As a side note, I should mention that some folks fear that there could be something more nefarious with this virus, as Wuhan is the center of a biological lab that may have some particularly nasty bugs, which could have been engineered. We can all hope that is not the case, but it is a possibility. I have no idea how likely that is, but I would think that if it is a particularly lethal virus more people would have died already.
But my main point is that there is a distinct possibility of disruption to the bull market caused by this recent outbreak and we’ll just have to see how it develops in the next couple of weeks.
Turning to the action, yesterday was already forgotten, as the bulls were back buying stocks hand-over-fist, with the Dow and S&P gaining about 1% (the Dow lagged because economic bellwether 3M lost at the game of beat-the-number, although that wasn’t extrapolated to anything else).
Keeping the Doctor Away
The proximate cause appeared to be a belief that Apple would save the day with its earnings report tonight.
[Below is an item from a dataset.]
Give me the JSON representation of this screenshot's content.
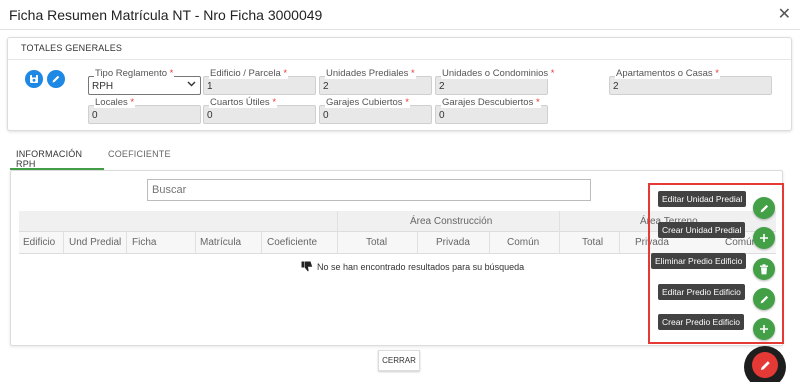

Why that would be the case given its exposure to end markets and production in China, I don’t know, but facts don’t really seem to matter these days, as I’ve noted many times lately.
In the afternoon, though the rate of ascent slowed down, it was still potent, and with an hour to go, when I had to leave, the Nasdaq was the upside leader, as it gained about 1.6%.
Away from stocks, green paper was stronger and fixed income was weaker, as were the metals, led by silver, which was slaughtered for 3.5%, although I have no idea why (other than maybe today’s option expiration in metals). Gold lost 1% and the miners were naturally weaker. Having not done well during the recent rally, today they unfortunately decided to participate on the decline.